“Thanks to the Culture Recovery Fund, we’ve been able to grow our services and make them fit for the future. This award means especially that we can invest in social prescribing initiatives that use Norfolk and Waveney’s amazing cultural assets for mental health and community connection.”
Director, Laura Drysdale
The Restoration Trust has received a grant of £33,100 from the Government’s latest round of the Culture Recovery Fund to help the organisation recover from the impact of the Covid pandemic.
Hundreds of arts, heritage and cultural organisations across England will receive a share of £107 million from the additional £300 million announced by the Chancellor at March’s budget for the Culture Recovery Fund, bringing the total cash support package made available for culture during the pandemic to close to £2 billion.
This award will enable us to grow our support for people living with mental health problems to enjoy heritage and creativity to improve their mental health and community connections.
Culture Secretary Nadine Dorries said:
“Culture is for everyone and should therefore be accessible to everyone, no matter who they are and where they’re from. Through unprecedented government financial support, the Culture Recovery Fund is supporting arts and cultural organisations so they can continue to bring culture to communities the length and breadth of the country, supporting jobs, boosting local economies and inspiring people.”
The latest awards will continue to safeguard our most precious heritage and regional museums across the UK.

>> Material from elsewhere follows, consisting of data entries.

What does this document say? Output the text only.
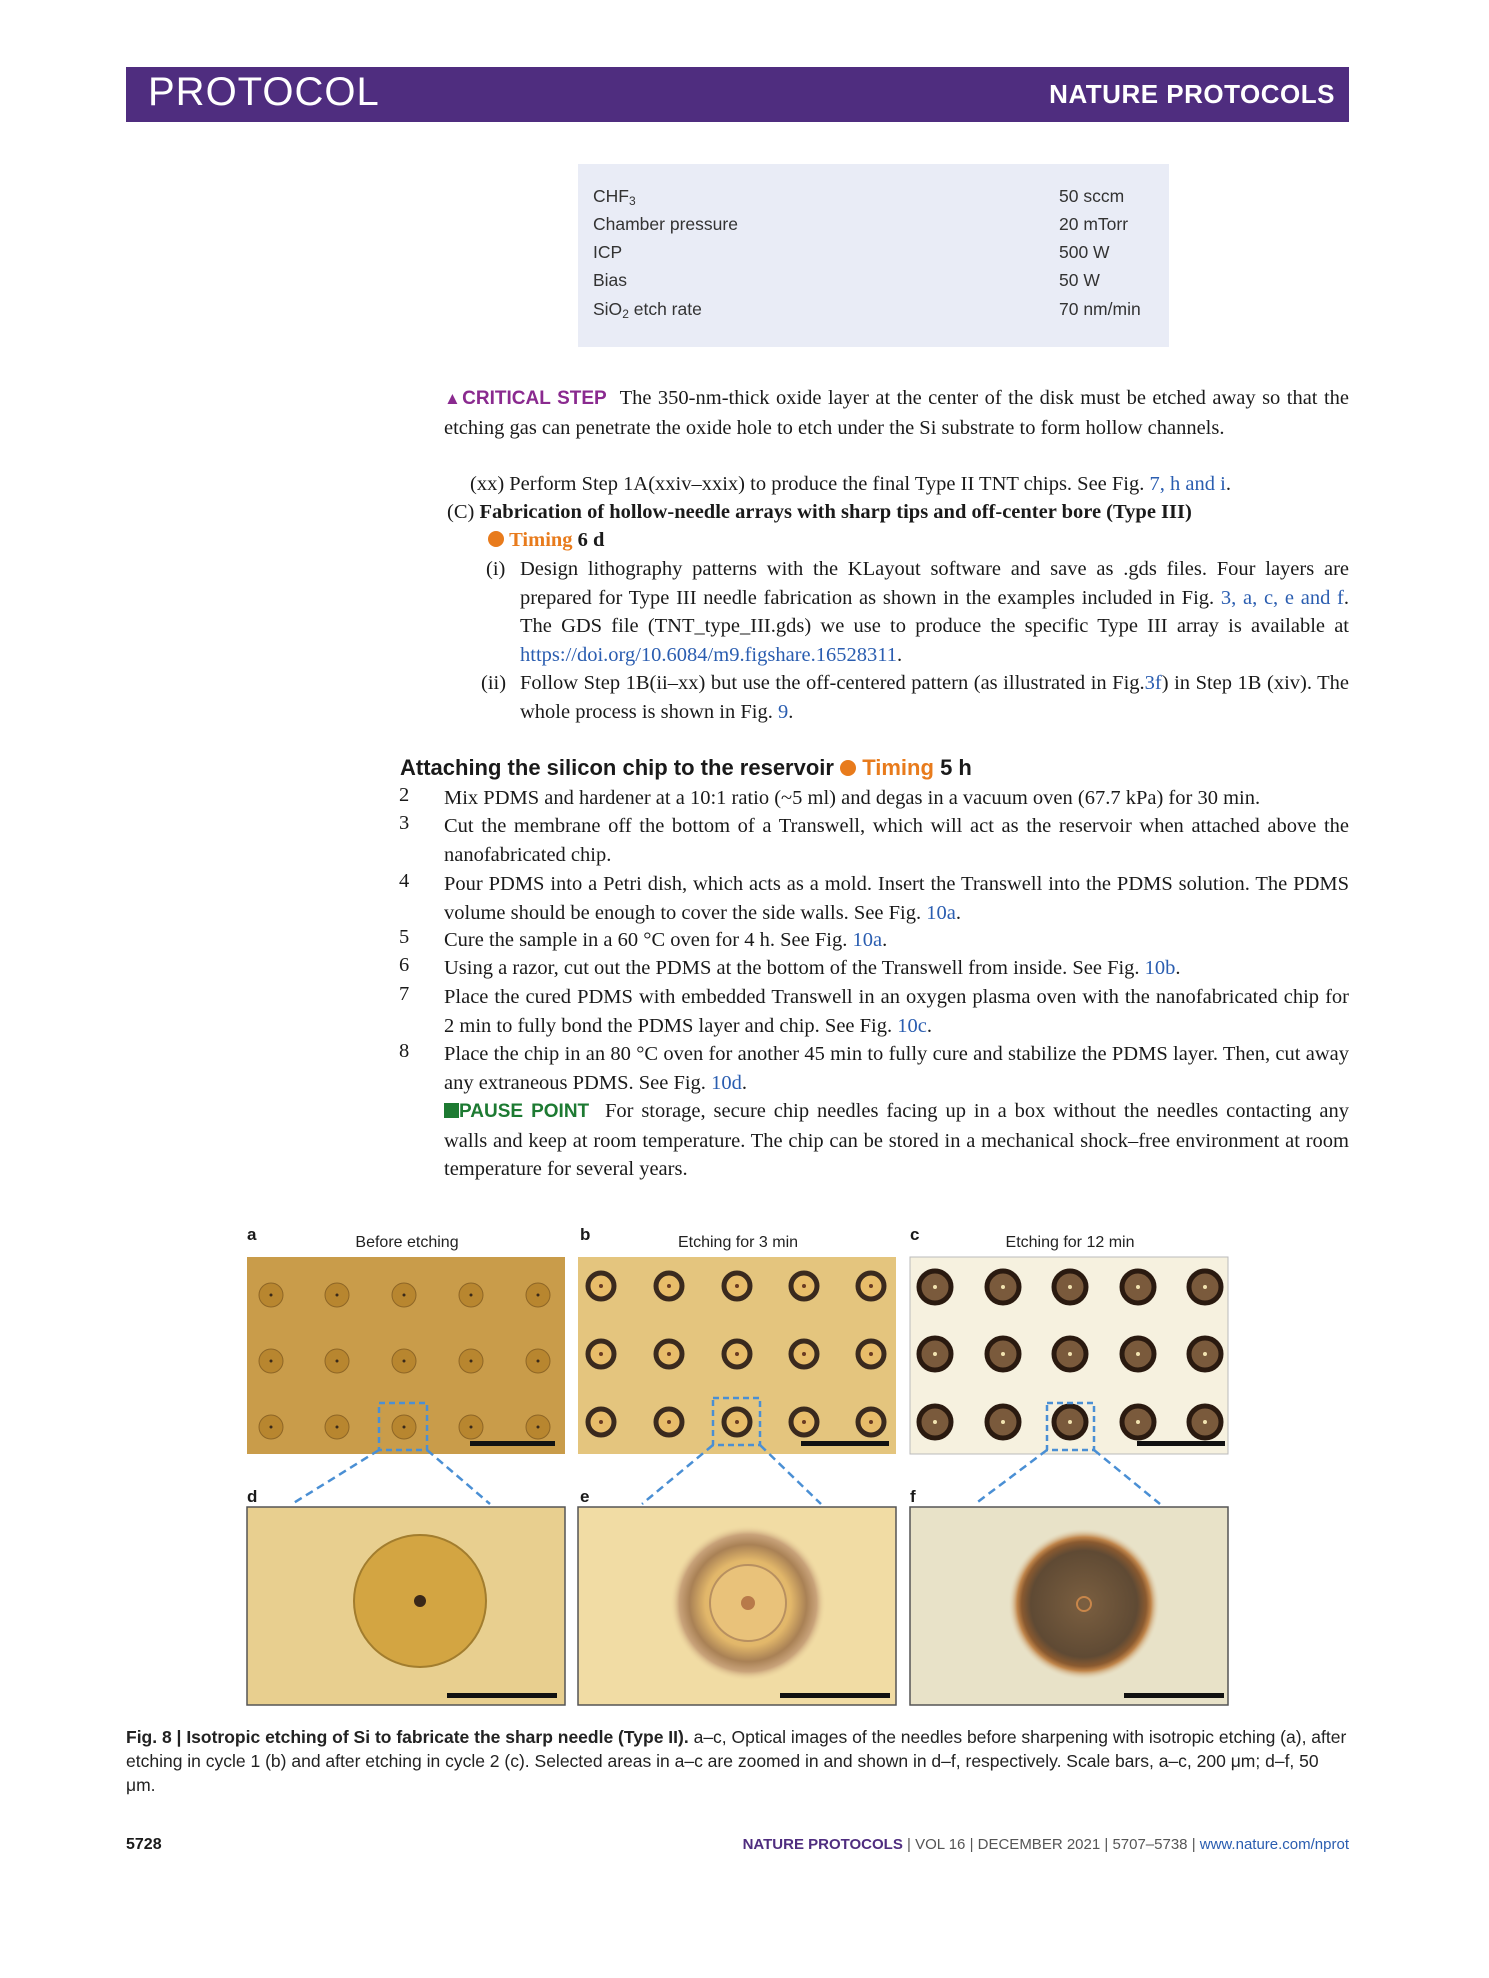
PROTOCOL	NATURE PROTOCOLS
$CHF_3$	50 sccm
Chamber pressure	20 mTorr
ICP	500 W
Bias	50 W
SiO$_2$ etch rate	70 nm/min
▲CRITICAL STEP The 350-nm-thick oxide layer at the center of the disk must be etched away so that the etching gas can penetrate the oxide hole to etch under the Si substrate to form hollow channels.
(xx) Perform Step 1A(xxiv–xxix) to produce the final Type II TNT chips. See Fig. 7, h and i.
(C) Fabrication of hollow-needle arrays with sharp tips and off-center bore (Type III)
Timing 6 d
(i) Design lithography patterns with the KLayout software and save as .gds files. Four layers are prepared for Type III needle fabrication as shown in the examples included in Fig. 3, a, c, e and f. The GDS file (TNT_type_III.gds) we use to produce the specific Type III array is available at https://doi.org/10.6084/m9.figshare.16528311.
(ii) Follow Step 1B(ii–xx) but use the off-centered pattern (as illustrated in Fig.3f) in Step 1B (xiv). The whole process is shown in Fig. 9.
Attaching the silicon chip to the reservoir Timing 5 h
2 Mix PDMS and hardener at a 10:1 ratio (~5 ml) and degas in a vacuum oven (67.7 kPa) for 30 min.
3 Cut the membrane off the bottom of a Transwell, which will act as the reservoir when attached above the nanofabricated chip.
4 Pour PDMS into a Petri dish, which acts as a mold. Insert the Transwell into the PDMS solution. The PDMS volume should be enough to cover the side walls. See Fig. 10a.
5 Cure the sample in a 60 °C oven for 4 h. See Fig. 10a.
6 Using a razor, cut out the PDMS at the bottom of the Transwell from inside. See Fig. 10b.
7 Place the cured PDMS with embedded Transwell in an oxygen plasma oven with the nanofabricated chip for 2 min to fully bond the PDMS layer and chip. See Fig. 10c.
8 Place the chip in an 80 °C oven for another 45 min to fully cure and stabilize the PDMS layer. Then, cut away any extraneous PDMS. See Fig. 10d.
PAUSE POINT For storage, secure chip needles facing up in a box without the needles contacting any walls and keep at room temperature. The chip can be stored in a mechanical shock–free environment at room temperature for several years.
a	b	c
d	e	f
Before etching	Etching for 3 min	Etching for 12 min
Fig. 8 | Isotropic etching of Si to fabricate the sharp needle (Type II). a–c, Optical images of the needles before sharpening with isotropic etching (a), after etching in cycle 1 (b) and after etching in cycle 2 (c). Selected areas in a–c are zoomed in and shown in d–f, respectively. Scale bars, a–c, 200 μm; d–f, 50 μm.
5728	NATURE PROTOCOLS | VOL 16 | DECEMBER 2021 | 5707–5738 | www.nature.com/nprot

Ros Kerslake, Chief Executive, National Lottery Heritage Fund, said:
“This latest round of the Culture Recovery Fund for Heritage has provided much-needed further support for Heritage sites, attractions and organisations as they move forward with their exciting plans to engage, entertain and educate us all. The UK’s heritage has faced unprecedented times, and investing in the Heritage sector remains vitally important to driving tourism, supporting our wellbeing and making our towns, cities, and rural areas better places to live.”
Today’s announcement follows the second round of the Heritage Stimulus Fund – part of the Culture Recovery Fund – delivered by Historic England. Supporting 142 locations with a total of £35 million, historic sites will benefit from an injection of cash for vital repairs and major restoration work.
Duncan Wilson, Chief Executive, Historic England said:
“The Culture Recovery Fund for Heritage schemes and the Heritage Stimulus Fund administered by Historic England continue to provide essential support for heritage and the arts across the country. The latest recipients indicate the breadth of organisations that are being saved as we emerge from the effects of COVID on our sector.”